As with the reliability equations, standard normal tables will be required to solve for this function.

Characteristics of the Lognormal Distribution

WB.10 effect of sigma.png
  • The lognormal distribution is a distribution skewed to the right.
  • The pdf starts at zero, increases to its mode, and decreases thereafter.
  • The degree of skewness increases as [math]\displaystyle{ {{\sigma'}}\,\! }[/math] increases, for a given [math]\displaystyle{ \mu'\,\! }[/math]
WB.10 lognormal pdf.png
  • For the same [math]\displaystyle{ {{\sigma'}}\,\! }[/math], the pdf 's skewness increases as [math]\displaystyle{ {\mu }'\,\! }[/math] increases.
  • For [math]\displaystyle{ {{\sigma' }}\,\! }[/math] values significantly greater than 1, the pdf rises very sharply in the beginning, (i.e., for very small values of [math]\displaystyle{ T\,\! }[/math] near zero), and essentially follows the ordinate axis, peaks out early, and then decreases sharply like an exponential pdf or a Weibull pdf with [math]\displaystyle{ 0\lt \beta \lt 1\,\! }[/math].
  • The parameter, [math]\displaystyle{ {\mu }'\,\! }[/math], in terms of the logarithm of the [math]\displaystyle{ {T}'s\,\! }[/math] is also the scale parameter, and not the location parameter as in the case of the normal pdf.
  • The parameter [math]\displaystyle{ {{\sigma'}}\,\! }[/math], or the standard deviation of the [math]\displaystyle{ {T}'s\,\! }[/math] in terms of their logarithm or of their [math]\displaystyle{ {T}'\,\! }[/math], is also the shape parameter and not the scale parameter, as in the normal pdf, and assumes only positive values.

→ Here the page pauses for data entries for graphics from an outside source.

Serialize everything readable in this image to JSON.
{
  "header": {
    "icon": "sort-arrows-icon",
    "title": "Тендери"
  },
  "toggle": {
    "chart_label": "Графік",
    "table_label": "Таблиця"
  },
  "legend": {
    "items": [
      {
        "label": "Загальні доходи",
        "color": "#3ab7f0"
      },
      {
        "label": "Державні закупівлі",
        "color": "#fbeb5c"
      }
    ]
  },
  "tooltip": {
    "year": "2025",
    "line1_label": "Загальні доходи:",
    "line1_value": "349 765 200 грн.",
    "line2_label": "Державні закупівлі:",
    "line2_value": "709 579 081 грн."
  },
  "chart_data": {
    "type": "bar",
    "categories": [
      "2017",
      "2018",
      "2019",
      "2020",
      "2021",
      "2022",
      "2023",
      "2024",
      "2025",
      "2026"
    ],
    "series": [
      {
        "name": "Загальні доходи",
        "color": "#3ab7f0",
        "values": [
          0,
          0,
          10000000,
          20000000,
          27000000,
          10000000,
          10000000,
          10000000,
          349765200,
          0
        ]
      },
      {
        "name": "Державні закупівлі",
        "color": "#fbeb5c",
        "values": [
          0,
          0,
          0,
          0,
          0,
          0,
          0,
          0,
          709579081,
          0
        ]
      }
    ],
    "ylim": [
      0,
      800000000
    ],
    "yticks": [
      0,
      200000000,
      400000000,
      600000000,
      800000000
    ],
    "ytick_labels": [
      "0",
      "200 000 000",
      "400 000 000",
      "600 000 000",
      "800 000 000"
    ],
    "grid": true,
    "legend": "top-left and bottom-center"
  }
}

Lognormal Distribution Parameters in ReliaSoft's Software

In ReliaSoft's software, the parameters returned for the lognormal distribution are always logarithmic. That is: the parameter [math]\displaystyle{ {\mu }'\,\! }[/math] represents the mean of the natural logarithms of the times-to-failure, while [math]\displaystyle{ {{\sigma' }}\,\! }[/math] represents the standard deviation of these data point logarithms. Specifically, the returned [math]\displaystyle{ {{\sigma' }}\,\! }[/math] is the square root of the variance of the natural logarithms of the data points. Even though the application denotes these values as mean and standard deviation, the user is reminded that these are given as the parameters of the distribution, and are thus the mean and standard deviation of the natural logarithms of the data. The mean value of the times-to-failure, not used as a parameter, as well as the standard deviation can be obtained through the QCP or the Function Wizard.